Treatment: Treatment for OLD typically involves psychotherapy, such as cognitive-behavioral therapy (CBT), to address the underlying thoughts and behaviors. In some cases, medication may be prescribed to manage associated symptoms like anxiety or depression.

While both limerence and Obsessive Love Disorder involve intense romantic feelings and obsessive thoughts, they differ in severity, duration, and impact. Limerence is a common and often transient emotional state characterized by idealization and a desire for reciprocation, whereas OLD is a more severe mental health disorder involving persistent obsession and potentially harmful behaviors. Understanding these differences is crucial for recognizing the signs and seeking appropriate help, particularly in cases where the obsession becomes disruptive or dangerous.

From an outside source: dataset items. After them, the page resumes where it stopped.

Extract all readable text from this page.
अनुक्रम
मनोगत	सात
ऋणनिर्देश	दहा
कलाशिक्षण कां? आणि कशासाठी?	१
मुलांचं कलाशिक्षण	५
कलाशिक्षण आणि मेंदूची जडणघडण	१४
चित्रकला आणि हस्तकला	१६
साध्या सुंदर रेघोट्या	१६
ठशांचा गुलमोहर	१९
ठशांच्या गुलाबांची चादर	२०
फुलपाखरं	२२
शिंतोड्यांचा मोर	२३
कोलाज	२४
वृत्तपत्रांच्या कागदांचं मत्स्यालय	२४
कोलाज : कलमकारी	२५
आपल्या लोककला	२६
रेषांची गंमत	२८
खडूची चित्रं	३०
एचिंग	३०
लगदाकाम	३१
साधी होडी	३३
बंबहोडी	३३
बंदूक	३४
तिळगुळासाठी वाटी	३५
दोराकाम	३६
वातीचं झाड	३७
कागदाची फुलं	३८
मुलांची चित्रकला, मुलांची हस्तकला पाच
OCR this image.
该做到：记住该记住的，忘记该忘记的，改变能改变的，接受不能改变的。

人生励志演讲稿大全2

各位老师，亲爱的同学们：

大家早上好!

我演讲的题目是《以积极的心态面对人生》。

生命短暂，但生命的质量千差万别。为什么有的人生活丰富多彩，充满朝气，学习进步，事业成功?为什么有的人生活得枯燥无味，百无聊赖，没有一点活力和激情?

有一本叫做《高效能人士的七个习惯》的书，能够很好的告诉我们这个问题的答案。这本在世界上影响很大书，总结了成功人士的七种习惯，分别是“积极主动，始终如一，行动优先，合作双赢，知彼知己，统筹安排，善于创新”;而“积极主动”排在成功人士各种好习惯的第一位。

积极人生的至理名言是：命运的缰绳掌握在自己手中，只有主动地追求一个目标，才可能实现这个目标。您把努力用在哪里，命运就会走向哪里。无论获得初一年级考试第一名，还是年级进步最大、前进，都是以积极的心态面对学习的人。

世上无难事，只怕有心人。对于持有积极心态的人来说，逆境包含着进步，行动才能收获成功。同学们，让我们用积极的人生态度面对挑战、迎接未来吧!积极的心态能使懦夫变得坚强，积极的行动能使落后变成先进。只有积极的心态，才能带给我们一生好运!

Limerence Can Turn Into Obsessive Love Disorder (OLD)

Limerence and Obsessive Love Disorder (OLD) are distinct emotional and psychological states, but there is potential for limerence to evolve into OLD in certain circumstances. Understanding the progression from limerence to OLD involves recognizing how an intense but typically transient infatuation can become a chronic and pathological obsession. Trauma can play a role in this transformation.

From Limerence to Obsessive Love Disorder (OLD)

Unresolved Limerence: When limerence does not resolve naturally, it can intensify and become more ingrained. Persistent unrequited feelings and a lack of closure can exacerbate obsessive thoughts.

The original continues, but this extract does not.